La vida aquí es muy diferente. La gente vive relajada, tienen tiempo para trabajar pero también para disfrutar, y eso me gusta. Es posible que este estilo de vida tenga que ver con el sol. Se pone tan tarde comparado con mi país que la gente tiene tiempo para hacer muchas más cosas una vez salen de trabajar: ir a la playa (tenéis unas playas increíbles en esta zona), a caminar por el monte, después disfrutar de unas buenas tapas y unas cañas antes de cenar…etc. Hay muchas zonas naturales en las que te sientes en paz.

Todo esto es bastante diferente a la vida en nuestro país.

También en términos de gastronomía, pues tenéis infinidad de productos del mar que están deliciosos. Mi favorito, sin duda, es el pulpo. Nunca lo había probado hasta venir aquí y me encanta.

Y, por supuesto, la cerveza regional que tenéis, Estrella Galicia, os invita a estar de cañas después de cenar durante parte o gran parte de la noche. Creo que echaré de menos la 1906 cuando vuelva a Turquía.

Ahora mismo, unos de mis objetivos es aprender español. Ya sé algunas palabras básicas, pero me gustaría poder llegar a tener conversaciones sencillas con la gente antes de que acabe mi estancia aquí, porque me encanta este idioma y, además, dado que no demasiada gente habla inglés, es bastante necesario para comunicarte a diario.

Aun así, he conocido gente con la que sí que me puedo comunicar en inglés y con las que he podido intercambiar información y disfrutar de nuevas experiencias.

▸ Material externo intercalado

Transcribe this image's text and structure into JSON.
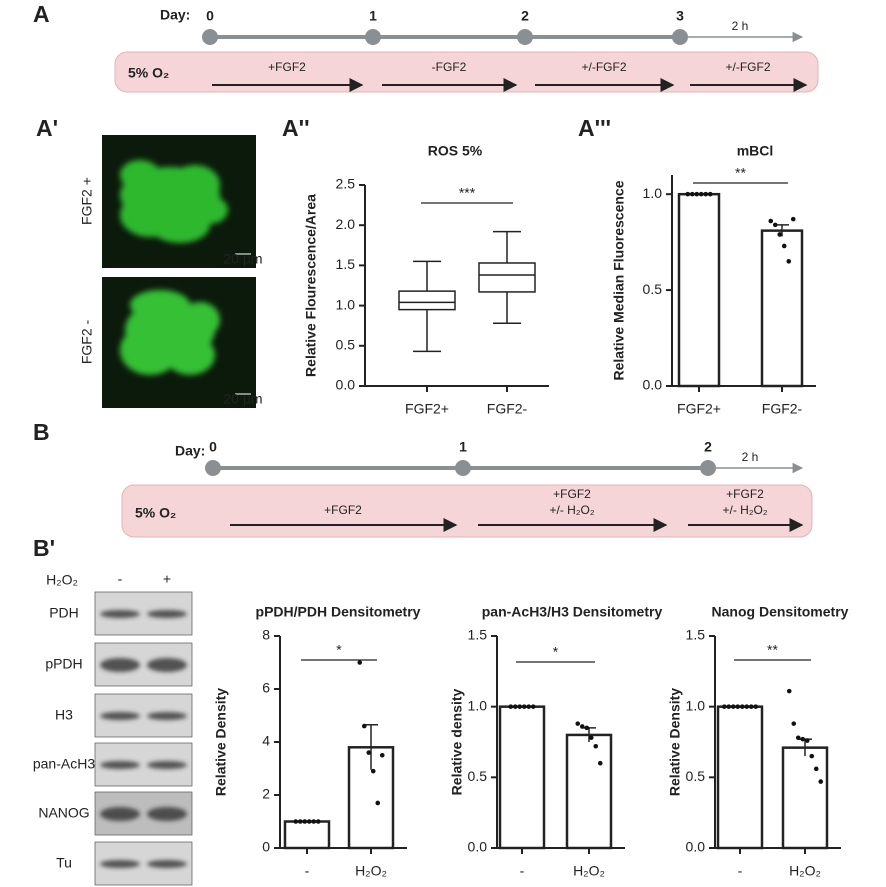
{
  "panel_labels": [
    "A",
    "A'",
    "A''",
    "A'''",
    "B",
    "B'"
  ],
  "timeline_a": {
    "day_label": "Day:",
    "days": [
      "0",
      "1",
      "2",
      "3"
    ],
    "duration": "2 h",
    "condition": "5% O₂",
    "steps": [
      "+FGF2",
      "-FGF2",
      "+/-FGF2",
      "+/-FGF2"
    ]
  },
  "timeline_b": {
    "day_label": "Day:",
    "days": [
      "0",
      "1",
      "2"
    ],
    "duration": "2 h",
    "condition": "5% O₂",
    "steps": [
      [
        "+FGF2"
      ],
      [
        "+FGF2",
        "+/- H₂O₂"
      ],
      [
        "+FGF2",
        "+/- H₂O₂"
      ]
    ]
  },
  "micrographs": {
    "labels": [
      "FGF2 +",
      "FGF2 -"
    ],
    "scale_bars": [
      "20 µm",
      "20 µm"
    ]
  },
  "western_blot": {
    "treatment": "H₂O₂",
    "lanes": [
      "-",
      "+"
    ],
    "rows": [
      "PDH",
      "pPDH",
      "H3",
      "pan-AcH3",
      "NANOG",
      "Tu"
    ]
  },
  "chart_data": [
    {
      "type": "box",
      "title": "ROS 5%",
      "y_label": "Relative Flourescence/Area",
      "categories": [
        "FGF2+",
        "FGF2-"
      ],
      "boxes": [
        {
          "min": 0.43,
          "q1": 0.95,
          "median": 1.04,
          "q3": 1.18,
          "max": 1.55
        },
        {
          "min": 0.78,
          "q1": 1.17,
          "median": 1.38,
          "q3": 1.53,
          "max": 1.92
        }
      ],
      "ylim": [
        0,
        2.5
      ],
      "yticks": [
        {
          "value": 0,
          "label": "0.0"
        },
        {
          "value": 0.5,
          "label": "0.5"
        },
        {
          "value": 1,
          "label": "1.0"
        },
        {
          "value": 1.5,
          "label": "1.5"
        },
        {
          "value": 2,
          "label": "2.0"
        },
        {
          "value": 2.5,
          "label": "2.5"
        }
      ],
      "significance": "***"
    },
    {
      "type": "bar",
      "title": "mBCl",
      "y_label": "Relative Median Fluorescence",
      "categories": [
        "FGF2+",
        "FGF2-"
      ],
      "values": [
        1.0,
        0.81
      ],
      "errors": [
        0,
        0.03
      ],
      "points": [
        [
          1,
          1,
          1,
          1,
          1,
          1
        ],
        [
          0.86,
          0.84,
          0.79,
          0.73,
          0.65,
          0.87
        ]
      ],
      "ylim": [
        0,
        1.1
      ],
      "yticks": [
        {
          "value": 0,
          "label": "0.0"
        },
        {
          "value": 0.5,
          "label": "0.5"
        },
        {
          "value": 1,
          "label": "1.0"
        }
      ],
      "significance": "**"
    },
    {
      "type": "bar",
      "title": "pPDH/PDH Densitometry",
      "y_label": "Relative Density",
      "categories": [
        "-",
        "H₂O₂"
      ],
      "values": [
        1,
        3.8
      ],
      "errors": [
        0,
        0.85
      ],
      "points": [
        [
          1,
          1,
          1,
          1,
          1,
          1
        ],
        [
          7.0,
          4.6,
          3.6,
          2.9,
          1.7,
          3.5
        ]
      ],
      "ylim": [
        0,
        8
      ],
      "yticks": [
        0,
        2,
        4,
        6,
        8
      ],
      "significance": "*"
    },
    {
      "type": "bar",
      "title": "pan-AcH3/H3 Densitometry",
      "y_label": "Relative density",
      "categories": [
        "-",
        "H₂O₂"
      ],
      "values": [
        1.0,
        0.8
      ],
      "errors": [
        0,
        0.05
      ],
      "points": [
        [
          1,
          1,
          1,
          1,
          1,
          1
        ],
        [
          0.88,
          0.86,
          0.85,
          0.78,
          0.72,
          0.6
        ]
      ],
      "ylim": [
        0,
        1.5
      ],
      "yticks": [
        {
          "value": 0,
          "label": "0.0"
        },
        {
          "value": 0.5,
          "label": "0.5"
        },
        {
          "value": 1,
          "label": "1.0"
        },
        {
          "value": 1.5,
          "label": "1.5"
        }
      ],
      "significance": "*"
    },
    {
      "type": "bar",
      "title": "Nanog Densitometry",
      "y_label": "Relative Density",
      "categories": [
        "-",
        "H₂O₂"
      ],
      "values": [
        1.0,
        0.71
      ],
      "errors": [
        0,
        0.06
      ],
      "points": [
        [
          1,
          1,
          1,
          1,
          1,
          1,
          1,
          1
        ],
        [
          1.11,
          0.88,
          0.78,
          0.77,
          0.76,
          0.65,
          0.56,
          0.47
        ]
      ],
      "ylim": [
        0,
        1.5
      ],
      "yticks": [
        {
          "value": 0,
          "label": "0.0"
        },
        {
          "value": 0.5,
          "label": "0.5"
        },
        {
          "value": 1,
          "label": "1.0"
        },
        {
          "value": 1.5,
          "label": "1.5"
        }
      ],
      "significance": "**"
    }
  ]
}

Hablando con toda esta gente nueva me he dado cuenta de que las nacionalidades existen solo en nuestras cabezas.

Xeración es una asociación que da la oportunidad a la gente de visitar otros países y que gente de otros países venga a España, y a mí me dio esa oportunidad. Es mi primer proyecto pero seguro que no será el último. Seguiré aprendiendo cosas sobre otras culturas y otras gentes.

Infinitas gracias a Xeración por haberme dado esta oportunidad.